How does the MTA (material transfer agreement) process typically go?
When I need to send a phage to a research laboratory, we use a short, basic MTA. But when it’s for a company, we use an extended MTA. When I receive a request for a phage, I just send it to our university’s IP department, they get everything signed, then they send me the file and I ship the phage.
Is your university supportive of this work? Do they like the fact that you run this center?
Yes, they now support us through funding, which is used to buy materials and maintain some equipment. All the invoicing is also done by the University’s financial department; I just give them the information and they do the invoicing. I think they see it as a way to increase the University’s visibility in the research community.
How is the center funded?
We were previously funded by NSERC (Canada’s main scientific research funding agency), as part of a specific program that funded research facilities across Canada. But that funding program ended abruptly around 2011 and it no longer exists. This was a big blow to the entire Canadian research community, including us. Now our university provides some funds, and we are also part of a few research networks in the Province of Quebec that provide additional funding. But these sources do not cover all our expenses. This is why we charge fees when we send phages to a lab.
Do you keep track of how many times each phage is ordered?
Yes, I do and this is fun! I have a list of my 20 most-sent phages, and every month we have a meeting, and I show that list. For now the most-requested phage is 2972, it’s a Streptococcus thermophilus phage. We published a paper a few years ago on the use of the CRISPR-Cas system as a teaching tool in undergraduate microbiology labs. It has become quite popular, so there’s a lot of universities ordering this phage. And I think the second-most ordered one is phage T4, because, well, it’s T4…
What has it been like for your lab during the COVID-19 pandemic so far?
During the lockdown, many researchers were asking us for phages as surrogates for SARS-CoV-2. Phages Phi6, MS2, PR772, and phiX174 were requested many times, because they’re tailless and have been used previously as surrogates for other eukaryotic viruses. So we asked permission from the university to go back to the lab to prepare them for shipping. We decided to freeze-dry the four phages, and the four bacterial hosts, so we’d be able to ship them rapidly. It took us some time to prepare them, but it was worth it because we have shipped many of them.
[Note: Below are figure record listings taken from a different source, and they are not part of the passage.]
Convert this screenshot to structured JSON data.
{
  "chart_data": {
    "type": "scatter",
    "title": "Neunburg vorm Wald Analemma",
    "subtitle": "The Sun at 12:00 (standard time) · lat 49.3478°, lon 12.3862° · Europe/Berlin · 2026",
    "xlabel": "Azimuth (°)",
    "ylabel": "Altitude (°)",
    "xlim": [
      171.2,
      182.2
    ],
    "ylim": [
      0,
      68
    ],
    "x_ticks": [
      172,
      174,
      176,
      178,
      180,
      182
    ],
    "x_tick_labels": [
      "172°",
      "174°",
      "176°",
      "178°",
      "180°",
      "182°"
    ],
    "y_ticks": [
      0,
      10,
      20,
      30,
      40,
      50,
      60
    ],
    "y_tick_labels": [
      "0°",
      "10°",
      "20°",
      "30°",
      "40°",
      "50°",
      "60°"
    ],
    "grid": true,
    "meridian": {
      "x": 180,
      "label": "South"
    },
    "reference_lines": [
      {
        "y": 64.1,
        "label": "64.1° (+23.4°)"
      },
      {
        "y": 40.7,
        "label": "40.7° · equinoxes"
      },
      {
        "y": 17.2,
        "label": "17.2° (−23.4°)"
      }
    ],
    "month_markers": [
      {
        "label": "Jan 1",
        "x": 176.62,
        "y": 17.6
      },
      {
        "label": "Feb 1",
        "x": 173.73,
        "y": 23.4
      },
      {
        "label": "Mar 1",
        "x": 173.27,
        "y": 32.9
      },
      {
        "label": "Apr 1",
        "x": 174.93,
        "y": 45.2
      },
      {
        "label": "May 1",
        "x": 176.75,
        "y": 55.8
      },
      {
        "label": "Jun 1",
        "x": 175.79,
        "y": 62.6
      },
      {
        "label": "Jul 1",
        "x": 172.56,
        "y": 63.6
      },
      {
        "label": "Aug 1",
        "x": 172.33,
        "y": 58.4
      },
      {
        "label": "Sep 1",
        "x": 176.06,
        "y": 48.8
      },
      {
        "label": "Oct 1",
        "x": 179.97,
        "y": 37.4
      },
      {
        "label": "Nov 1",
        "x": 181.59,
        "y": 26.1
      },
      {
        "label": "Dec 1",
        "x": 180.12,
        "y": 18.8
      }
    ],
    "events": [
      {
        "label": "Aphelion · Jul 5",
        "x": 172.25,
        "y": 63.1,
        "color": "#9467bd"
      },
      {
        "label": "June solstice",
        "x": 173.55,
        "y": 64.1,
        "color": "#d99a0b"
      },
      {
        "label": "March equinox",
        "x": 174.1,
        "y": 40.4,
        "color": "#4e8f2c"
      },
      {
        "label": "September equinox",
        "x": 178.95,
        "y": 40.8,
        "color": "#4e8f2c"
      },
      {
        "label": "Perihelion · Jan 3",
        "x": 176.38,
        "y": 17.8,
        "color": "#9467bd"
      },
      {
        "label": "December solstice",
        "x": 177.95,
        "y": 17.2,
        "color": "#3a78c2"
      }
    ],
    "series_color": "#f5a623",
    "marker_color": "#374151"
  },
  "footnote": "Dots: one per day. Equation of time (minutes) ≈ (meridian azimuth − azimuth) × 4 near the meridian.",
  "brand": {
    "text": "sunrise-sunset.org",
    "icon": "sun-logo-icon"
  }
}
What was the last phage you sent?
This morning I sent a phage for COVID-19 research, but I sent another one at the same time that was not a COVID-19 phage. It was funny because it was the first time I sent that phage to a lab since 2003. It’s a phage infecting Hafnia, I don’t even know where it came from! I ship a lot of phages these days, because people are going back to their labs now, and they want to get back to working with phages.